DA AGÊNCIA ANHANGUERA

[email protected]

A Prefeitura de Americana deu início ao processo de exoneração de servidores públicos municipais. Ontem, 73 funcionários temporários foram notificados da demissão e a administração acerta os últimos detalhes para a publicação do decreto que irá exonerar servidores em período probatório (aqueles que ainda não atingiram três anos no cargo) e efetivos. Ao todo, o corte deve atingir 637 trabalhadores, mas a Prefeitura admite que o número pode ser maior se a redução não atingir limite de 54% da receita corrente líquida com folha de salários estipulada pela Lei de Responsabilidade Fiscal (LRF). Atualmente este índice é superior a 60%. O decreto possibilitará aos funcionários demitidos optar pelo Programa de Demissão Voluntária (PDV), pedir licença não remunerada por dois anos ou antecipar a aposentadoria.

“A lei é clara e determina que temos que começar as demissões pelos servidores temporários e depois os que estão no período probatório. Estamos avaliando cada caso, pode ser mais ou pode ser menos. Não tem nada certo ainda. Depois desses 637 vamos ver se atingiu a meta e avaliar se há necessidade de mais demissões”, explicou o prefeito Omar Najar. Ou seja, caso a dispensa não for suficiente para reduzir a folha de pagamento ao patamar exigido pela lei, o número de exonerações de funcionários concursados pode aumentar.

As dispensas foram anunciadas pela Prefeitura na última segunda-feira, e desde então os funcionários estão apreensivos com a lista. Omar disse que o decreto ainda não foi publicado porque está sendo analisado cuidadosamente para evitar questionamentos na Justiça. “Estamos com o maior cuidado, porque se fizer alguma coisa errada podemos prejudicar o município”. Após a publicação do decreto, o processo de demissões será iniciado, com a definição de prazo para a apresentação de defesa pelos servidores.

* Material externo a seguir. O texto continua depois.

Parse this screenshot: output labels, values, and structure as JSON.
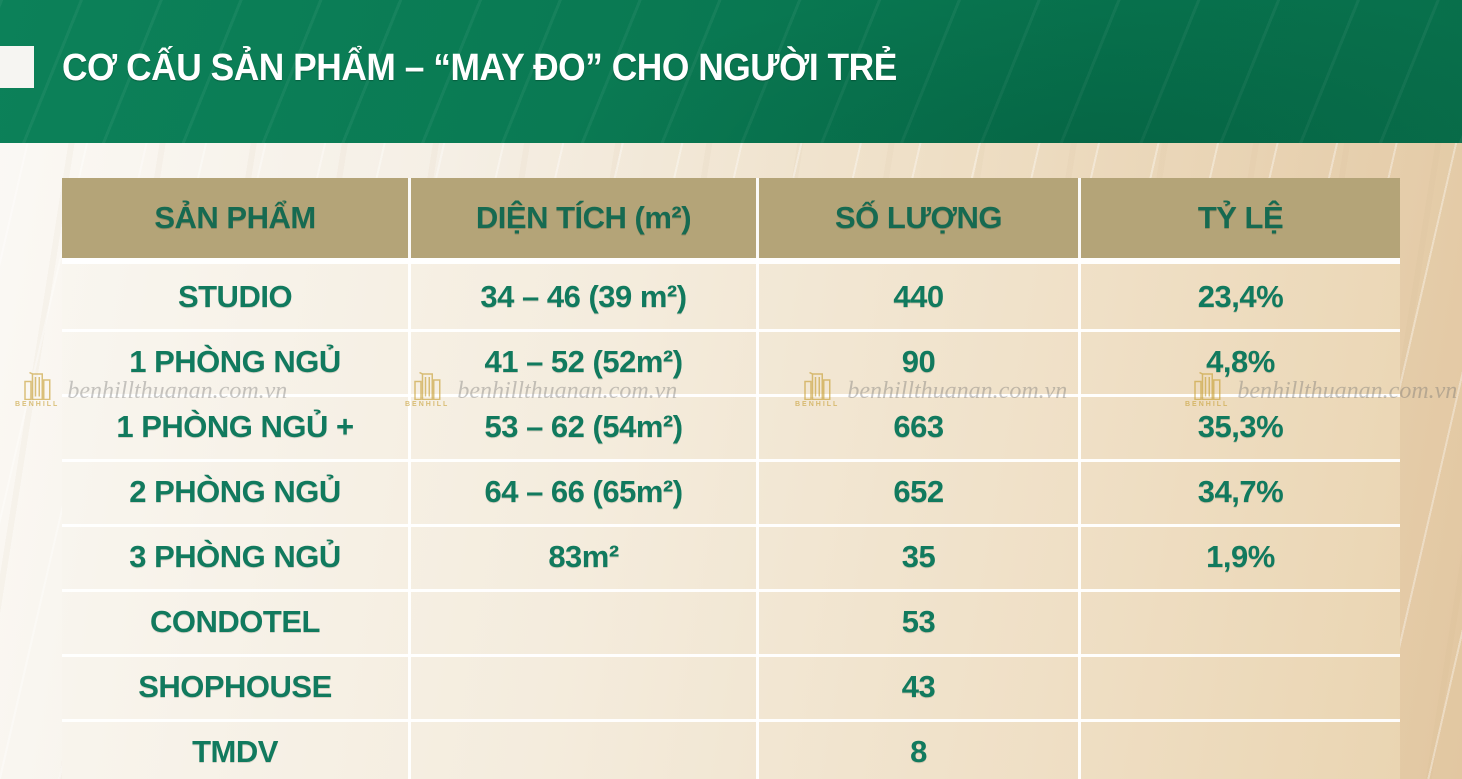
{
  "slide": {
    "title": "CƠ CẤU SẢN PHẨM – “MAY ĐO” CHO NGƯỜI TRẺ"
  },
  "watermark": {
    "text": "benhillthuanan.com.vn",
    "logo_text": "BENHILL"
  },
  "colors": {
    "band_green": "#0a7a53",
    "table_header_bg": "#b4a478",
    "cell_text_green": "#117a5e",
    "page_tan": "#e2c7a1",
    "watermark_gold": "#c9a23a"
  },
  "chart_data": {
    "type": "table",
    "title": "CƠ CẤU SẢN PHẨM – “MAY ĐO” CHO NGƯỜI TRẺ",
    "columns": [
      "SẢN PHẨM",
      "DIỆN TÍCH (m²)",
      "SỐ LƯỢNG",
      "TỶ LỆ"
    ],
    "rows": [
      [
        "STUDIO",
        "34 – 46 (39 m²)",
        "440",
        "23,4%"
      ],
      [
        "1 PHÒNG NGỦ",
        "41 – 52 (52m²)",
        "90",
        "4,8%"
      ],
      [
        "1 PHÒNG NGỦ +",
        "53 – 62 (54m²)",
        "663",
        "35,3%"
      ],
      [
        "2 PHÒNG NGỦ",
        "64 – 66 (65m²)",
        "652",
        "34,7%"
      ],
      [
        "3 PHÒNG NGỦ",
        "83m²",
        "35",
        "1,9%"
      ],
      [
        "CONDOTEL",
        "",
        "53",
        ""
      ],
      [
        "SHOPHOUSE",
        "",
        "43",
        ""
      ],
      [
        "TMDV",
        "",
        "8",
        ""
      ]
    ]
  }
}
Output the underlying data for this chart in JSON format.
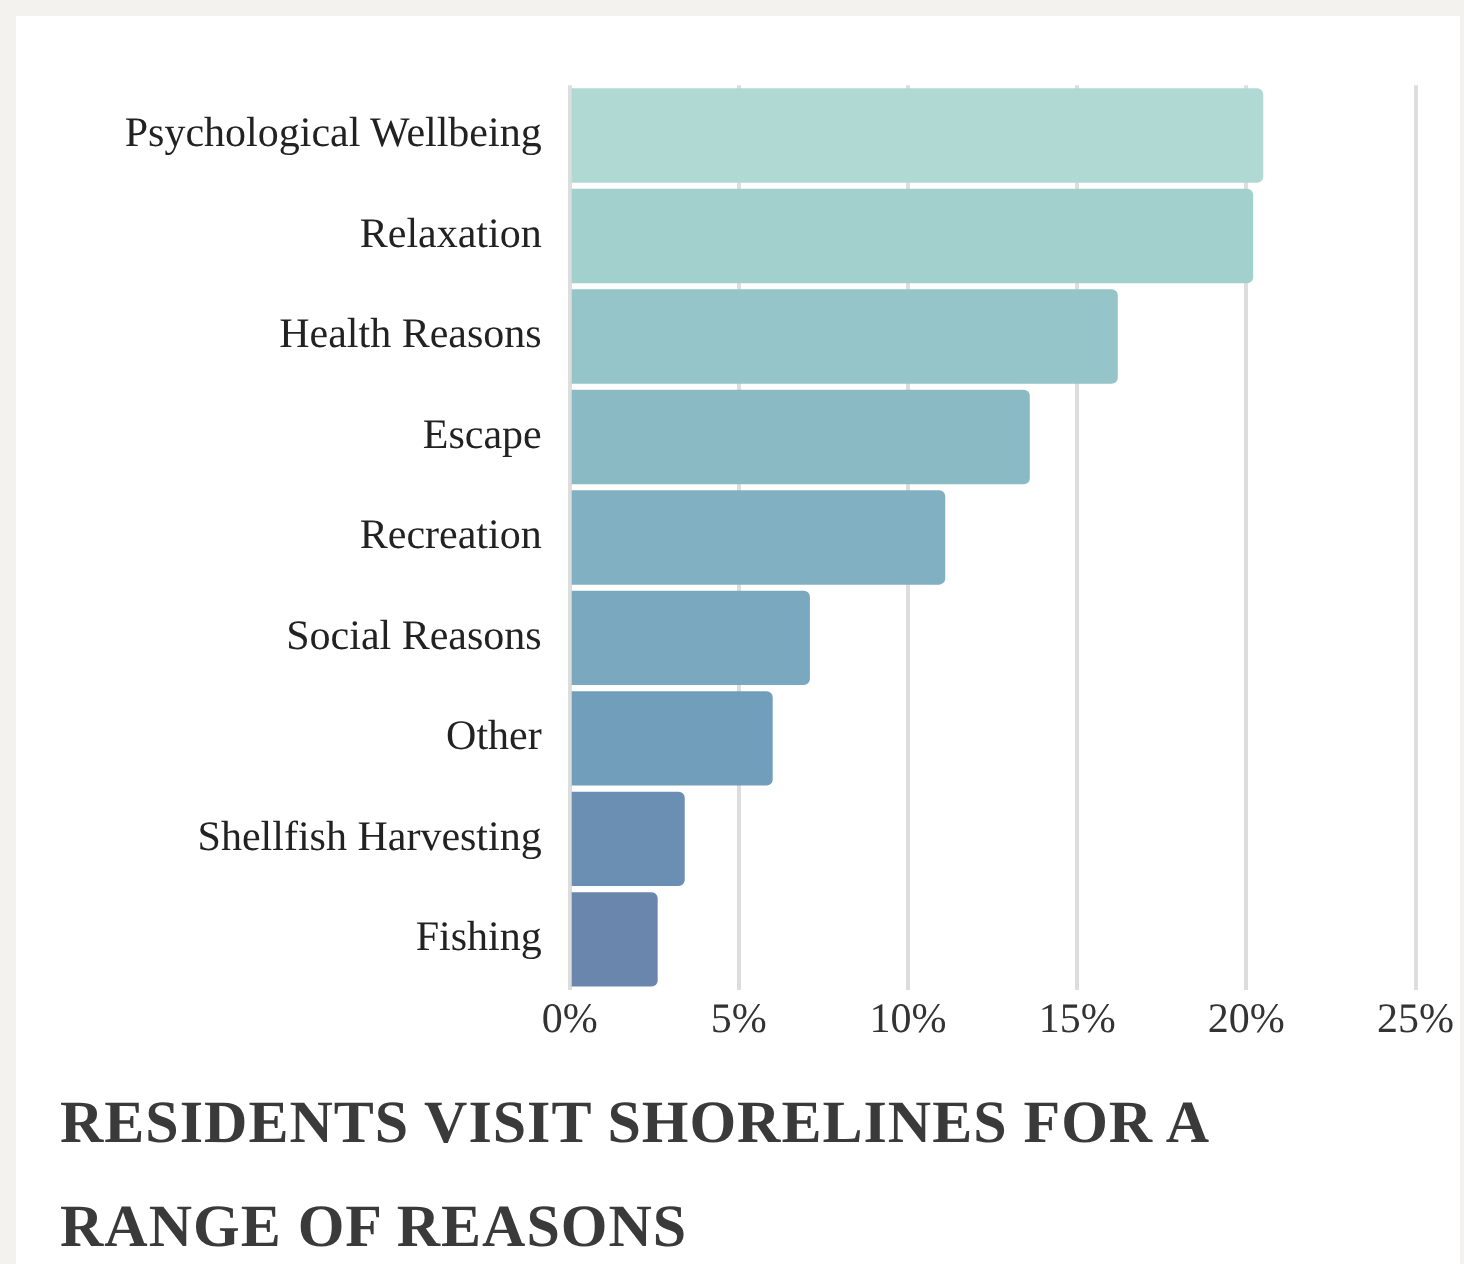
{
  "chart_data": {
    "type": "bar",
    "orientation": "horizontal",
    "title": "RESIDENTS VISIT SHORELINES FOR A RANGE OF REASONS",
    "categories": [
      "Psychological Wellbeing",
      "Relaxation",
      "Health Reasons",
      "Escape",
      "Recreation",
      "Social Reasons",
      "Other",
      "Shellfish Harvesting",
      "Fishing"
    ],
    "values": [
      20.5,
      20.2,
      16.2,
      13.6,
      11.1,
      7.1,
      6.0,
      3.4,
      2.6
    ],
    "colors": [
      "#b1d9d3",
      "#a2d0cc",
      "#95c5c8",
      "#8abbc5",
      "#80b0c2",
      "#79a8bf",
      "#719eba",
      "#6b8fb3",
      "#6a86ad"
    ],
    "xlim": [
      0,
      25
    ],
    "xticks": [
      {
        "value": 0,
        "label": "0%"
      },
      {
        "value": 5,
        "label": "5%"
      },
      {
        "value": 10,
        "label": "10%"
      },
      {
        "value": 15,
        "label": "15%"
      },
      {
        "value": 20,
        "label": "20%"
      },
      {
        "value": 25,
        "label": "25%"
      }
    ],
    "grid": "x"
  }
}
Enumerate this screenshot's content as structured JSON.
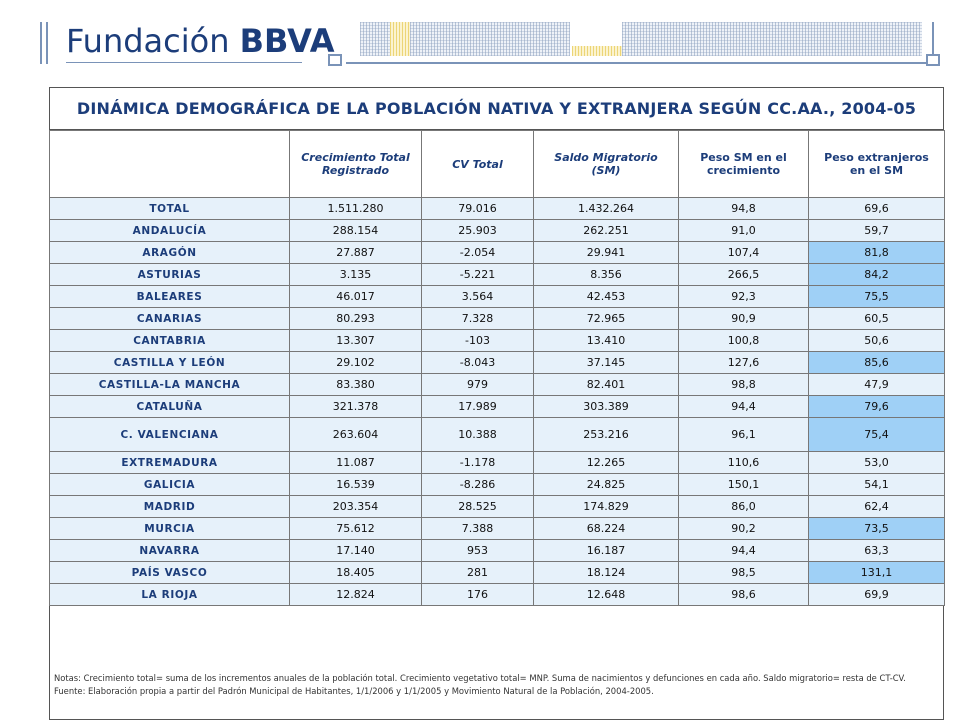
{
  "brand": {
    "name_regular": "Fundación ",
    "name_bold": "BBVA"
  },
  "title": "DINÁMICA DEMOGRÁFICA DE LA POBLACIÓN NATIVA Y EXTRANJERA SEGÚN CC.AA., 2004-05",
  "columns": [
    "",
    "Crecimiento Total Registrado",
    "CV Total",
    "Saldo Migratorio (SM)",
    "Peso SM en el crecimiento",
    "Peso extranjeros en el SM"
  ],
  "rows": [
    {
      "region": "TOTAL",
      "crecimiento": "1.511.280",
      "cv": "79.016",
      "saldo": "1.432.264",
      "peso_sm": "94,8",
      "peso_ext": "69,6"
    },
    {
      "region": "ANDALUCÍA",
      "crecimiento": "288.154",
      "cv": "25.903",
      "saldo": "262.251",
      "peso_sm": "91,0",
      "peso_ext": "59,7"
    },
    {
      "region": "ARAGÓN",
      "crecimiento": "27.887",
      "cv": "-2.054",
      "saldo": "29.941",
      "peso_sm": "107,4",
      "peso_ext": "81,8"
    },
    {
      "region": "ASTURIAS",
      "crecimiento": "3.135",
      "cv": "-5.221",
      "saldo": "8.356",
      "peso_sm": "266,5",
      "peso_ext": "84,2"
    },
    {
      "region": "BALEARES",
      "crecimiento": "46.017",
      "cv": "3.564",
      "saldo": "42.453",
      "peso_sm": "92,3",
      "peso_ext": "75,5"
    },
    {
      "region": "CANARIAS",
      "crecimiento": "80.293",
      "cv": "7.328",
      "saldo": "72.965",
      "peso_sm": "90,9",
      "peso_ext": "60,5"
    },
    {
      "region": "CANTABRIA",
      "crecimiento": "13.307",
      "cv": "-103",
      "saldo": "13.410",
      "peso_sm": "100,8",
      "peso_ext": "50,6"
    },
    {
      "region": "CASTILLA Y LEÓN",
      "crecimiento": "29.102",
      "cv": "-8.043",
      "saldo": "37.145",
      "peso_sm": "127,6",
      "peso_ext": "85,6"
    },
    {
      "region": "CASTILLA-LA MANCHA",
      "crecimiento": "83.380",
      "cv": "979",
      "saldo": "82.401",
      "peso_sm": "98,8",
      "peso_ext": "47,9"
    },
    {
      "region": "CATALUÑA",
      "crecimiento": "321.378",
      "cv": "17.989",
      "saldo": "303.389",
      "peso_sm": "94,4",
      "peso_ext": "79,6"
    },
    {
      "region": "C. VALENCIANA",
      "crecimiento": "263.604",
      "cv": "10.388",
      "saldo": "253.216",
      "peso_sm": "96,1",
      "peso_ext": "75,4"
    },
    {
      "region": "EXTREMADURA",
      "crecimiento": "11.087",
      "cv": "-1.178",
      "saldo": "12.265",
      "peso_sm": "110,6",
      "peso_ext": "53,0"
    },
    {
      "region": "GALICIA",
      "crecimiento": "16.539",
      "cv": "-8.286",
      "saldo": "24.825",
      "peso_sm": "150,1",
      "peso_ext": "54,1"
    },
    {
      "region": "MADRID",
      "crecimiento": "203.354",
      "cv": "28.525",
      "saldo": "174.829",
      "peso_sm": "86,0",
      "peso_ext": "62,4"
    },
    {
      "region": "MURCIA",
      "crecimiento": "75.612",
      "cv": "7.388",
      "saldo": "68.224",
      "peso_sm": "90,2",
      "peso_ext": "73,5"
    },
    {
      "region": "NAVARRA",
      "crecimiento": "17.140",
      "cv": "953",
      "saldo": "16.187",
      "peso_sm": "94,4",
      "peso_ext": "63,3"
    },
    {
      "region": "PAÍS VASCO",
      "crecimiento": "18.405",
      "cv": "281",
      "saldo": "18.124",
      "peso_sm": "98,5",
      "peso_ext": "131,1"
    },
    {
      "region": "LA RIOJA",
      "crecimiento": "12.824",
      "cv": "176",
      "saldo": "12.648",
      "peso_sm": "98,6",
      "peso_ext": "69,9"
    }
  ],
  "notes": "Notas: Crecimiento total= suma de los incrementos anuales de la población total. Crecimiento vegetativo total= MNP. Suma de nacimientos y defunciones en cada año. Saldo migratorio= resta de CT-CV.",
  "source": "Fuente: Elaboración propia a partir del Padrón Municipal de Habitantes, 1/1/2006 y 1/1/2005 y Movimiento Natural de la Población, 2004-2005.",
  "colors": {
    "brand": "#1c3d7a",
    "cell": "#e6f1fa",
    "highlight": "#9fd0f6"
  }
}
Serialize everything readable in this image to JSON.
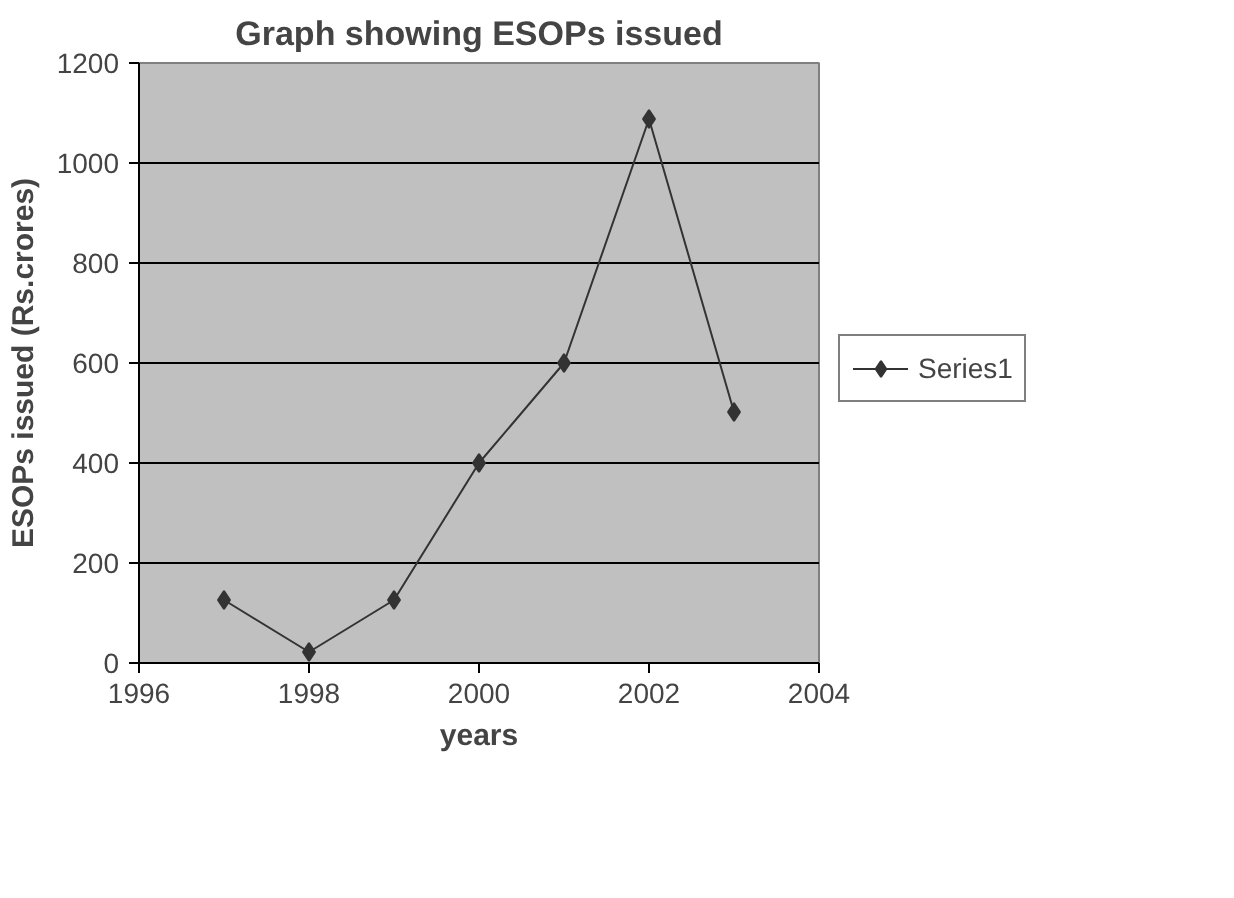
{
  "chart_data": {
    "type": "line",
    "title": "Graph showing ESOPs issued",
    "xlabel": "years",
    "ylabel": "ESOPs issued (Rs.crores)",
    "x": [
      1997,
      1998,
      1999,
      2000,
      2001,
      2002,
      2003
    ],
    "series": [
      {
        "name": "Series1",
        "color": "#333333",
        "values": [
          126,
          22,
          126,
          400,
          600,
          1088,
          502
        ]
      }
    ],
    "xlim": [
      1996,
      2004
    ],
    "xticks": [
      1996,
      1998,
      2000,
      2002,
      2004
    ],
    "ylim": [
      0,
      1200
    ],
    "yticks": [
      0,
      200,
      400,
      600,
      800,
      1000,
      1200
    ],
    "grid": "y",
    "legend": "right",
    "marker": "diamond",
    "line_style": "solid"
  }
}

O Sindicato dos Servidores Públicos Municipais de Americana (SSPMA) se posicionou contrários às demissões e garantiu que ingressará com ação na Justiça para tentar impedir as demissões assim que o decreto for publicado. “Por enquanto eles demitiram os temporários e não podemos fazer nada. Mas após o decreto ser publicado vamos agir e entrar na Justiça. O prefeito já foi comunicado e disse que segue o jurídico dele”, afirmou o presidente do sindicato Antonio Forti. A entidade orienta aos funcionários desligados a procurar o sindicato para que as demissões sejam avaliadas.

Omar atribuiu o corte no quadro de funcionários às dificuldades financeiras herdadas da administração anterior e estima uma economia de aproximadamente R$ 3 milhões na folha de pagamento, que gira em torno de R$ 27 milhões. “Pegamos a Prefeitura em situação de calamidade”, disse.